Wednesday, February 24, 2010

Noah's Ark

Do Mormon's believe in a literal flood? Do they believe water covered the whole earth and all the trees and plant life died? All animals would not fit on Noah's Ark. He would have run out of food and water - and been unable to care for all those animals for 1 year. Plus, once they land, there would be no plant life. Seems far fetched to me - maybe a localized flood?

2 comments:

Anonymous said...

uh....what?

Brian said...

Now, this is a great question!

Donald Parry answers this in the Jan 98 Ensign.
Here is a link:
http://www.lds.org/ldsorg/v/index.jsp?hideNav=1&locale=0&sourceId=4a5557b60090c010VgnVCM1000004d82620a____&vgnextoid=2354fccf2b7db010VgnVCM1000004d82620aRCRD

He unequivocally states that LDS believe that the Flood covered the entire earth. Alot of scholars cite research or scholarship demonstrating when Noah said the whole earth, he meant only the Fertile Crescent or Mesopotamia. Parry disputes this with scriptures and citations of McConkie and Joseph Fielding Smith.

Which would be consistent with the notion of the Earth's "baptism", and not *sprinkling*, so to speak.

Although, personally, I think I would be OK if it just flooded the region and destroyed all the wicked people and innocent animals there, as opposed to a global inundation.
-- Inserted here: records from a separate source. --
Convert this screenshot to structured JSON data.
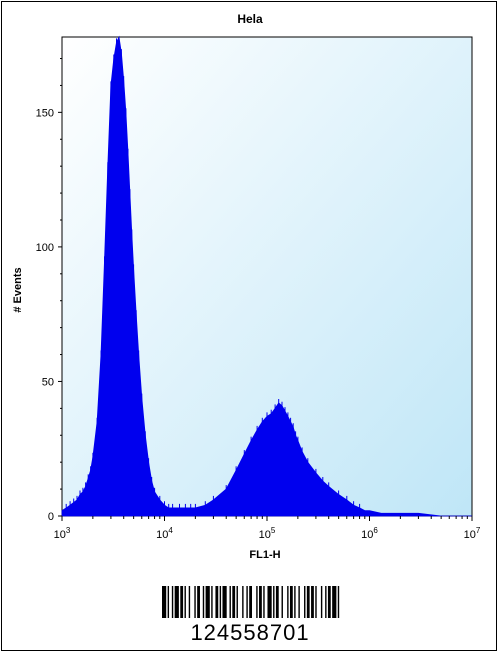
{
  "chart_data": {
    "type": "area",
    "title": "Hela",
    "xlabel": "FL1-H",
    "ylabel": "# Events",
    "x_scale": "log",
    "xlim": [
      1000,
      10000000
    ],
    "ylim": [
      0,
      178
    ],
    "x_ticks": [
      {
        "base": "10",
        "exp": "3"
      },
      {
        "base": "10",
        "exp": "4"
      },
      {
        "base": "10",
        "exp": "5"
      },
      {
        "base": "10",
        "exp": "6"
      },
      {
        "base": "10",
        "exp": "7"
      }
    ],
    "y_ticks": [
      0,
      50,
      100,
      150
    ],
    "plot_background": "#bfe6f7",
    "fill_color": "#0000ee",
    "series": [
      {
        "x": [
          1000,
          1100,
          1200,
          1300,
          1400,
          1500,
          1600,
          1700,
          1800,
          1900,
          2000,
          2200,
          2400,
          2600,
          2800,
          3000,
          3200,
          3400,
          3600,
          3800,
          4000,
          4200,
          4400,
          4600,
          4800,
          5000,
          5300,
          5600,
          6000,
          6500,
          7000,
          7500,
          8000,
          9000,
          10000,
          11000,
          12000,
          14000,
          16000,
          18000,
          20000,
          25000,
          30000,
          40000,
          50000,
          60000,
          70000,
          80000,
          90000,
          100000,
          110000,
          120000,
          130000,
          140000,
          150000,
          160000,
          170000,
          180000,
          190000,
          200000,
          220000,
          250000,
          300000,
          350000,
          400000,
          500000,
          600000,
          700000,
          800000,
          900000,
          1000000,
          1300000,
          2000000,
          3000000,
          5000000,
          7000000,
          10000000
        ],
        "y": [
          2,
          3,
          4,
          5,
          6,
          8,
          9,
          11,
          14,
          17,
          22,
          35,
          60,
          95,
          130,
          160,
          170,
          176,
          178,
          172,
          162,
          150,
          135,
          120,
          105,
          92,
          75,
          60,
          44,
          30,
          20,
          13,
          9,
          6,
          4,
          3,
          3,
          3,
          3,
          3,
          3,
          4,
          6,
          10,
          17,
          23,
          28,
          32,
          35,
          37,
          38,
          40,
          42,
          41,
          39,
          37,
          35,
          33,
          30,
          28,
          24,
          20,
          16,
          13,
          11,
          8,
          6,
          4,
          3,
          2,
          2,
          1,
          1,
          1,
          0,
          0,
          0
        ]
      }
    ]
  },
  "barcode": {
    "number": "124558701",
    "bars": [
      3,
      1,
      1,
      2,
      1,
      1,
      3,
      1,
      2,
      1,
      1,
      2,
      1,
      3,
      1,
      1,
      2,
      2,
      1,
      1,
      3,
      1,
      1,
      2,
      2,
      1,
      1,
      1,
      3,
      2,
      1,
      1,
      2,
      1,
      1,
      3,
      1,
      2,
      1,
      1,
      2,
      3,
      1,
      1,
      2,
      1,
      1,
      2,
      3,
      1,
      1,
      1,
      2,
      2,
      1,
      3,
      1,
      1,
      2,
      1,
      1,
      2,
      1,
      3,
      1,
      1,
      2,
      1,
      2,
      1,
      1,
      3,
      1,
      2,
      1,
      1,
      2,
      1,
      3,
      1,
      1,
      2
    ]
  }
}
It would not be a testimony-shaker for me to discover that Machu Pichu or Mt McKinley weren't completely immersed. Altho the Bible is clear that all inhabitants save Noah's 8 were all destroyed; there were no other human survivors but those in the ark.

On a sidenote, in this article he describes how the Tower of Babel was actually a false Temple. That by "trying to reach heaven" has implications of mimicking temple worship, which has deeper understanding to LDS, and not just building a tall tower or ziggurat and walking up into heaven. Never knew that.